Though Peavy was racking up wins, he was also giving up a lot of runs in the process. It was the Sox’ powerhouse offense that was capable of bailing him out. In the month of September, the final month of the regular season, Peavy was beginning to revert to his old ways. In four games pitched, Peavy averaged a 5.40 ERA. His poor performance and inconsistency seemed to plague him throughout the month of October as well.

In Game 4 of the ALDS against the Tampa Bay Rays, Peavy pitched well enough to receive the win. In 5.2 innings pitched, Peavy gave up five hits, one earned run, and struck out three in a 3-1 Red Sox victory. Unfortunately, things have gone down hill from there.

In the ALCS against the Tigers, Peavy had a total meltdown in a 7-3 Tigers win. Peavy only pitched three innings while giving up seven earned runs, walking three batters and didn’t receive the defensive support that he truly needed. Though Peavy couldn’t find control on his pitches, Sox second baseman Dustin Pedroia made some costly errors which, in turn, caused runs to be scored, ultimately sealing the Red Sox’ fate in Game 3.

After being roughed up for seven runs, one would have to think that Peavy was hurt more mentally than physically as this may have taken a drastic hit to his self confidence. The Red Sox may not have wanted to take a risk on him as they weren’t entirely sure of which Peavy would show up. Well, Jake Peavy did in fact show up, but he probably should have stayed home.

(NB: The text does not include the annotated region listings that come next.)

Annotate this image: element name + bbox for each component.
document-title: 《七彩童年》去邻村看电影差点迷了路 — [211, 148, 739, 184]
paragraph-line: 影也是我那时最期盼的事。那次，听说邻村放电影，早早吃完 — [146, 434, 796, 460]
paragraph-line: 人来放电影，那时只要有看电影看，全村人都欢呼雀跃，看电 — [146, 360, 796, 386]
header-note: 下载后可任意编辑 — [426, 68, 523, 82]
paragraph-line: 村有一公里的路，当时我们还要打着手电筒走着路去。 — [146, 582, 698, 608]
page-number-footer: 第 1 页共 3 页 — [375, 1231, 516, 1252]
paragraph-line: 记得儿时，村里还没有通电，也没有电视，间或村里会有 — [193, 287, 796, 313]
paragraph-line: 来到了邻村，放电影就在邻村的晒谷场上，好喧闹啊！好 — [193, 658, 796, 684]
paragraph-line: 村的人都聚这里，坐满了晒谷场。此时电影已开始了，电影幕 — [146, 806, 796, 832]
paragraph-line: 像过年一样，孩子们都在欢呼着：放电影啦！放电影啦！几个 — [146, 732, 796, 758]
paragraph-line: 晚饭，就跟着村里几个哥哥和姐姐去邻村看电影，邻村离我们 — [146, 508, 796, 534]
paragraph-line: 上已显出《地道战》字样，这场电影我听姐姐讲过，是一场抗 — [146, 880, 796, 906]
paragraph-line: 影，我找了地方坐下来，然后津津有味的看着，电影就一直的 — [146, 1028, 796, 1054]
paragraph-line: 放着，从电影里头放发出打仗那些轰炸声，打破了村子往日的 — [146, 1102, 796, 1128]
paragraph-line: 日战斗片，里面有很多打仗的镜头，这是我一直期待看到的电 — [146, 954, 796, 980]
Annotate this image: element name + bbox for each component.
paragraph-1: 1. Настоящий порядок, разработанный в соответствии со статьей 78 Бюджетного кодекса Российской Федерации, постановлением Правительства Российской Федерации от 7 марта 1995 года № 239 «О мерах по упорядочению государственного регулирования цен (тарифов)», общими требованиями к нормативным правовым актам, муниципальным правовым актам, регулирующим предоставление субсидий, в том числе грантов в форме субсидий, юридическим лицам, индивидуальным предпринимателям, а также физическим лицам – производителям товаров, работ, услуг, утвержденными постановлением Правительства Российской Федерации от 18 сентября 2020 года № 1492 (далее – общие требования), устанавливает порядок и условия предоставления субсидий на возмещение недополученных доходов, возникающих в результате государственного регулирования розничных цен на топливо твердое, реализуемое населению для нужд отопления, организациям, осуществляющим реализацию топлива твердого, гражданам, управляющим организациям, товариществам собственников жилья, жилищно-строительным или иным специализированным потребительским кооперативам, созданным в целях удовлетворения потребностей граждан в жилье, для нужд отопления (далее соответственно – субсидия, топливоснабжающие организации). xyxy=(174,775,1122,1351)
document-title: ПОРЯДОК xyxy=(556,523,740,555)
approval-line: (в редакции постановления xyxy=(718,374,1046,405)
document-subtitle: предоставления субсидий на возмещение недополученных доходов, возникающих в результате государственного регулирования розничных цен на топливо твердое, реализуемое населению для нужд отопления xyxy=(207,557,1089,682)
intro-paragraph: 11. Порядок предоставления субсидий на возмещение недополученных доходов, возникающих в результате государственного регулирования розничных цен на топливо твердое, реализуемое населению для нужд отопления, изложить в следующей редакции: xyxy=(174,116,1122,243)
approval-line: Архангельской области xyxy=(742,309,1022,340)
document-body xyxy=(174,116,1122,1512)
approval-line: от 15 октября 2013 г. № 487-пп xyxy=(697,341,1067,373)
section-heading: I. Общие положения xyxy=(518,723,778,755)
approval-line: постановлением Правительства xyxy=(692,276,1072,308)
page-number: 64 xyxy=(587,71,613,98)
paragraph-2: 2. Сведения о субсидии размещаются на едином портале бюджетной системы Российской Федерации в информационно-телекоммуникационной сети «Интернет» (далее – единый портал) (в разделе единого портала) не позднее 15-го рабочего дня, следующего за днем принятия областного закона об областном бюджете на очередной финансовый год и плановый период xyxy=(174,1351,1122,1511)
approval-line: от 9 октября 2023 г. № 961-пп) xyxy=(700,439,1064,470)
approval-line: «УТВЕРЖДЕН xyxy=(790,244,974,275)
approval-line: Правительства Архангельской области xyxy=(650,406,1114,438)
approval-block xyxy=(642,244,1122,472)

In Game 3 of the World Series, Peavy gave up six hits, two earned runs and struck out four batters. This comes as no surprise as Peavy’s statistics in autumn are not only subpar, but they’re among the worst in over a century of postseason history.

According to David Sabino (boston.com) of all pitchers who’ve started at least two postseason games since 1903, Peavy’s 12.10 ERA ranks 13th worst, his 2.38 WHIP is 19th and his 17.7 hits per nine innings places ninth. Both of his playoff starts came against the Cardinals, both in the opener of the NLDS, one in 2005 and the other in 2006.

Seeing that Peavy is historically not a good postseason pitcher, especially against the Cardinals, the inevitable was bound to happen. The Red Sox may be regretting their decision of starting Peavy, but considering that Clay Buchholz was hurt and will be starting Game 4, they may of had no other choice.